オレはこの世界がほとほと嫌になった。不条理で、味方なんて誰もいない。トルカにはもう会えない。それならいっそ死んでしまおうかとも思った。
「みぃつけた。」
少年院に護送され、力なく項垂れる俺に誰かが声をかけてきた。顔を上げると年端もいかない金髪のガキがオレを見つめていた。

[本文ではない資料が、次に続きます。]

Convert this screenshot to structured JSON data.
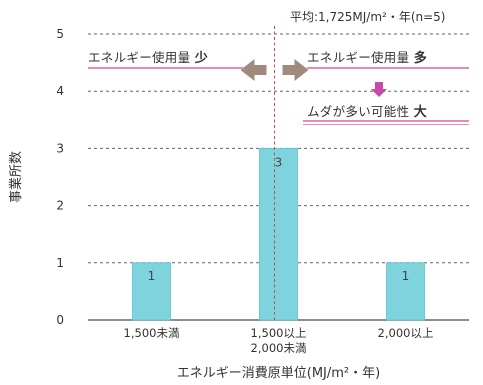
{
  "chart_data": {
    "type": "bar",
    "categories": [
      "1,500未満",
      "1,500以上\n2,000未満",
      "2,000以上"
    ],
    "values": [
      1,
      3,
      1
    ],
    "data_labels": [
      "1",
      "3",
      "1"
    ],
    "xlabel": "エネルギー消費原単位(MJ/m²・年)",
    "ylabel": "事業所数",
    "ylim": [
      0,
      5
    ],
    "yticks": [
      0,
      1,
      2,
      3,
      4,
      5
    ],
    "grid": true,
    "average": {
      "value": 1725,
      "note": "平均:1,725MJ/m²・年(n=5)"
    },
    "annotations": {
      "left": {
        "text": "エネルギー使用量",
        "emphasis": "少"
      },
      "right": {
        "text": "エネルギー使用量",
        "emphasis": "多"
      },
      "waste": {
        "text": "ムダが多い可能性",
        "emphasis": "大"
      }
    }
  },
  "colors": {
    "bar": "#7fd3dd",
    "bar_edge": "#5bc2cf",
    "grid": "#666666",
    "avg_line": "#c0504d",
    "arrow": "#a08a7e",
    "pink": "#c84aa6",
    "pink_line": "#e58bc2"
  }
}
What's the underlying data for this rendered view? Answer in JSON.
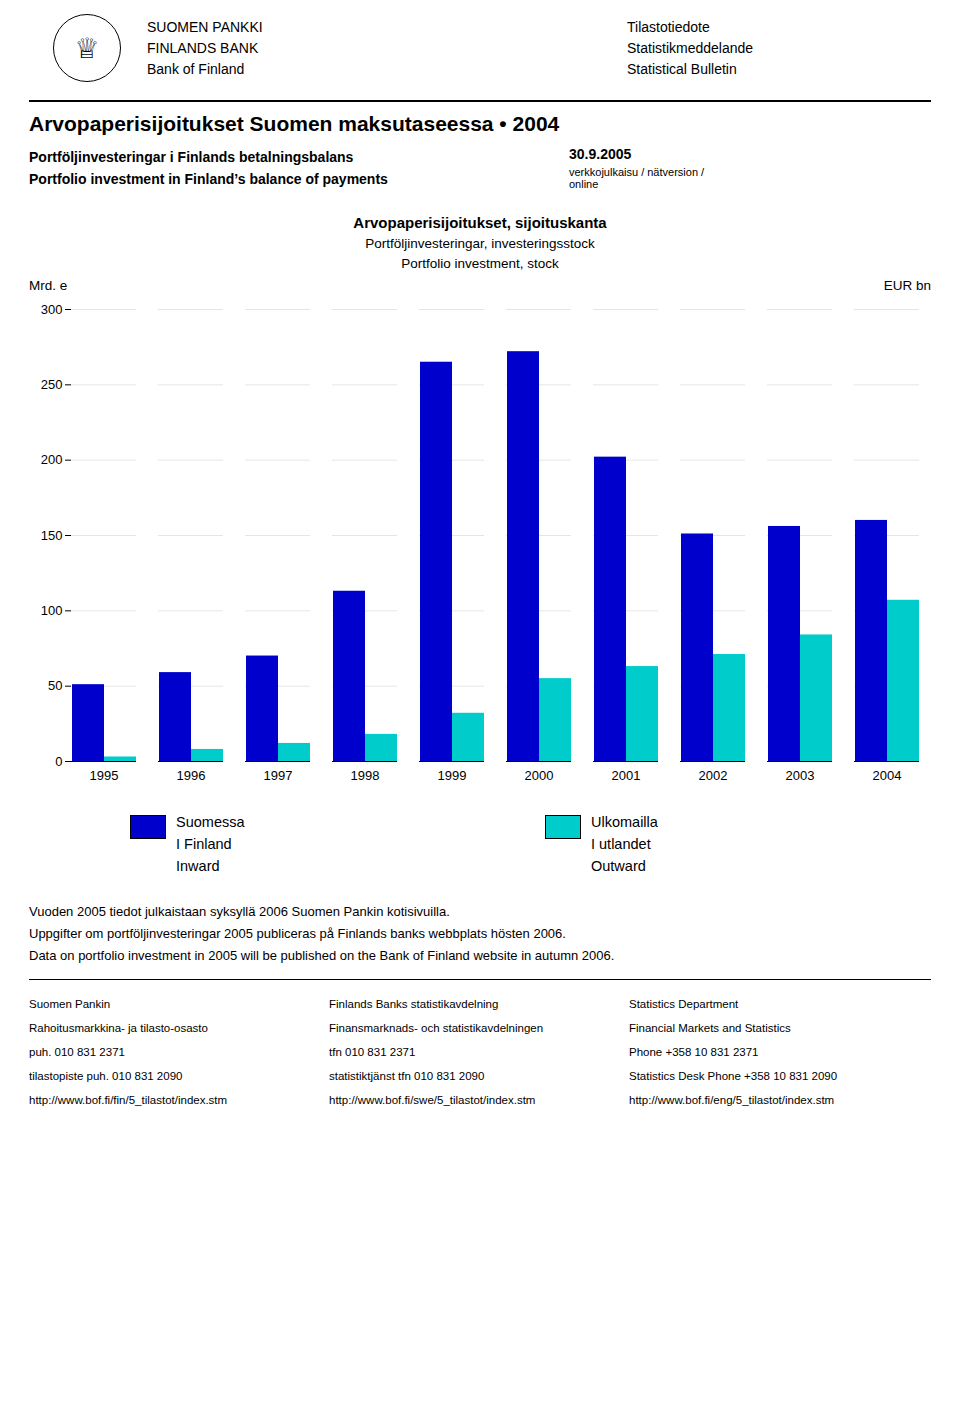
{
  "chart_data": {
    "type": "bar",
    "header": {
      "left": [
        "SUOMEN PANKKI",
        "FINLANDS BANK",
        "Bank of Finland"
      ],
      "right": [
        "Tilastotiedote",
        "Statistikmeddelande",
        "Statistical Bulletin"
      ]
    },
    "annotations": [
      "♕"
    ],
    "title": "Arvopaperisijoitukset Suomen maksutaseessa • 2004",
    "subtitle": [
      "Portföljinvesteringar i Finlands betalningsbalans",
      "Portfolio investment  in Finland’s balance of payments"
    ],
    "date_label": "30.9.2005",
    "date_sublabel": "verkkojulkaisu / nätversion /\nonline",
    "chart_title": [
      "Arvopaperisijoitukset, sijoituskanta",
      "Portföljinvesteringar, investeringsstock",
      "Portfolio investment, stock"
    ],
    "ylabel": "Mrd. e",
    "ylabel_right": "EUR bn",
    "categories": [
      1995,
      1996,
      1997,
      1998,
      1999,
      2000,
      2001,
      2002,
      2003,
      2004
    ],
    "series": [
      {
        "name": "Suomessa\nI Finland\nInward",
        "color": "#0000CC",
        "values": [
          51,
          59,
          70,
          113,
          265,
          272,
          202,
          151,
          156,
          160
        ]
      },
      {
        "name": "Ulkomailla\nI utlandet\nOutward",
        "color": "#00CCCC",
        "values": [
          3,
          8,
          12,
          18,
          32,
          55,
          63,
          71,
          84,
          107
        ]
      }
    ],
    "ylim": [
      0,
      300
    ],
    "yticks": [
      0,
      50,
      100,
      150,
      200,
      250,
      300
    ],
    "grid": true,
    "footer": [
      "Vuoden 2005 tiedot julkaistaan syksyllä 2006 Suomen Pankin kotisivuilla.",
      "Uppgifter om portföljinvesteringar 2005 publiceras på Finlands banks webbplats hösten 2006.",
      "Data on portfolio investment in 2005 will be published on the Bank of Finland website in autumn 2006."
    ],
    "contacts": [
      [
        "Suomen Pankin",
        "Rahoitusmarkkina- ja tilasto-osasto",
        "puh. 010 831 2371",
        "tilastopiste puh. 010 831 2090",
        "http://www.bof.fi/fin/5_tilastot/index.stm"
      ],
      [
        "Finlands Banks statistikavdelning",
        "Finansmarknads- och statistikavdelningen",
        "tfn 010 831 2371",
        "statistiktjänst tfn 010 831 2090",
        "http://www.bof.fi/swe/5_tilastot/index.stm"
      ],
      [
        "Statistics Department",
        "Financial Markets and Statistics",
        "Phone +358 10 831 2371",
        "Statistics Desk Phone +358 10 831 2090",
        "http://www.bof.fi/eng/5_tilastot/index.stm"
      ]
    ]
  }
}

このガキ、どうやって護送車に乗り込んだ?間違って乗ってしまったのか?
周りを見渡すが、護送車に乗っている他の奴らはこのガキに見向きもしない。いや、そもそも気づいていないような………。
「わたしは貴方にしか見えていないの。」
「…………どうして?」
「貴方には特別な力があるから。」
「特別………?ハッ、そうだな。オレは特別不幸だ。何でここにいるかは知らねぇが、お前みたいなガキにまでバカにされるのか、オレは。」
周りの奴らはオレを何言ってんだコイツ?みたいな目で見ている。
「そうじゃないの。………時間がないから手短に話すね。簡単に言うと、貴方は魔法が使えるの。だからわたしが見えるの。そしてわたしは異世界からの使者。」
「異世界………?」
「そう。異世界。こんな不条理でつまんないところとは違う世界。魔法が存在する世界。」
「冗談だろ?」
「じゃ、この状況をどう説明するの?わたしは貴方にしか見えないし、声も貴方にしか聞こえない。」
「………じゃあ夢だ。」
「一発自分の頬を引っ叩いてみたら?夢じゃないって分かるよ?」
一発自分の顔を殴る。頬に痛みが走る。
「ね?」
「…………分かったよ。で、その異世界からの使者とやらがオレに何の用で?」
「貴方、この世界が嫌になったんでしょ?見てたよ?不条理で、敵ばかりで、未来も閉ざされて、可哀想に。」
「馬鹿にしてんのか。」
「そうじゃないの。本心よ、本心。わたしは貴方を救いにきたの。貴方、わたし達の世界に来ない?」
「…………そんな、いきなり言われても………。」
「あら〜?じゃ、いいの?少年院で寂しく服役して、その後も犯罪者のレッテル貼られて惨めに過ごす生活でいいの?悪い話じゃないわ。行きましょ?わたし達の世界にきて、世界を、貴方の好きなように変えるの。今までの不公平の鬱憤をはらして、幸せになるのよ。ね?いいでしょ?」
「そいつは夢のある話だな。」
「夢じゃない。現実になるの。で、どうするの?行くの?行かないの?幸せになるの?惨めに暮らすの?」
「…………わかった。行く。これまでの不条理、不公平、不幸に………別れを告げるんだ。」
「は〜い決定〜。異世界へご案内〜。」
ガキが指を鳴らすと目の前に青い渦が現れた。それと同時にオレの手錠が壊れて外れる。
「これが異世界への入り口。さ、飛び込んで。」
「…………ああ。ところで、お前、名前は?」
「レリカ。覚えといてね。さ、行きましょ。」
オレは迷いなく渦に飛び込んだ。
気がつくと、オレはとある建物の中にいた。護送車の中じゃない。辺りを見渡す。そこまで広くない部屋だ。部屋にはレリカと、黒髪を束ねた女、金髪で片目を隠した細い女がいた。